Driving Meaningful Social Change Through DEI
Another responsibility for leaders creating a happy workplace was ensuring that they did not have unhappiness creeping in. At RPG Group, they had espoused a strong, constantly present anti-harassment “overhang”, which surpassed following legal norms like conducting Prevention of Sexual Harassment (POSH) workshops. He elucidated that they took cognizance of and strong action against any kind of harassment charge, whether based on caste, religion, language, or region where people came from – particularly Northeastern India – or even making comments in a language other people did not understand as they were now present across 150 countries.
Listing some examples of actions taken from a social good perspective, Mr. Venkatesh narrated how their DEI chapter did have the usual LGBTQ hiring agenda but also involved hiring transgender people begging on the streets and placing them in manufacturing locations. He surmised that they and Tata Steel – “a great organization doing wonderful work in this area” – have undertaken this initiative well. However, he saw it as part of a social good agenda rather than a DEI agenda, which contributed to happiness.
Reminiscing on the experience, he said that the group hired to work in their Bhandup plant had run away after the first week. They had reconnected with them through the NGO with whom they were working to find out why they had left a respectable job with a great salary. The response was that it was too much work and that they could make what they were paid for eight hours of work in one hour of begging.
This interaction led to Mr. Venkatesh and his team realizing they had not done enough to convince the transgender hires that begging should not be their lifelong existence. As a result, they were now striving to hire transgender workers in every manufacturing plant alongside implementing their regular LGBTQ hiring policies. Another example cited by Mr. Venkatesh as being unique in the Indian corporate context was extending health and other benefits to unmarried partners of their heterosexual employees. These actions underlined how they did not have just a Friday evening pizza concept of happiness. Instead, according to Mr. Venkatesh, they wanted to ensure they did things meaningful to their employees every day.

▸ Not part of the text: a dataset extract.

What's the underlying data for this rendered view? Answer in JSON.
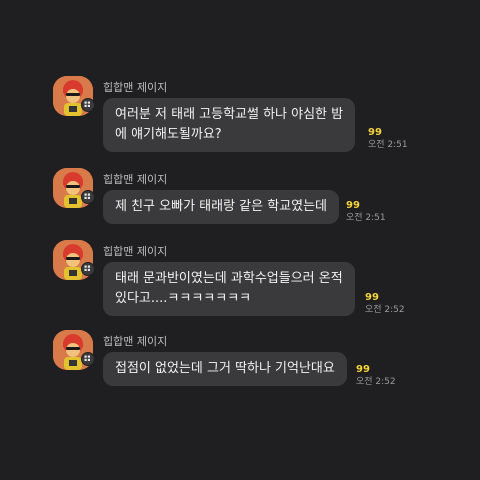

He felt they tried to practice this among the HR Community at RPG Group. For him, personally, a lot of these practices stemmed from his experience at previous organizations, which believed in the Total People Championship model. Mr. Venkatesh appealed to his younger HR colleagues to exceed their remit as their profession, in his view, was a calling. While they would always face pressure to fulfill what the business requires, there were few professions in which they could do much more than what was necessary.
He also cautioned that it would stretch them and they would constantly be on the roller coaster of stress but the effort would be worth it because it would impact thousands of people in the organization. This kind of impact, he concluded, was unavailable to most leaders, even accounting for the impact CEOs could have, and once again thanked “the thousands and thousands of employees” who had inspired him more than his bosses to do something right for them.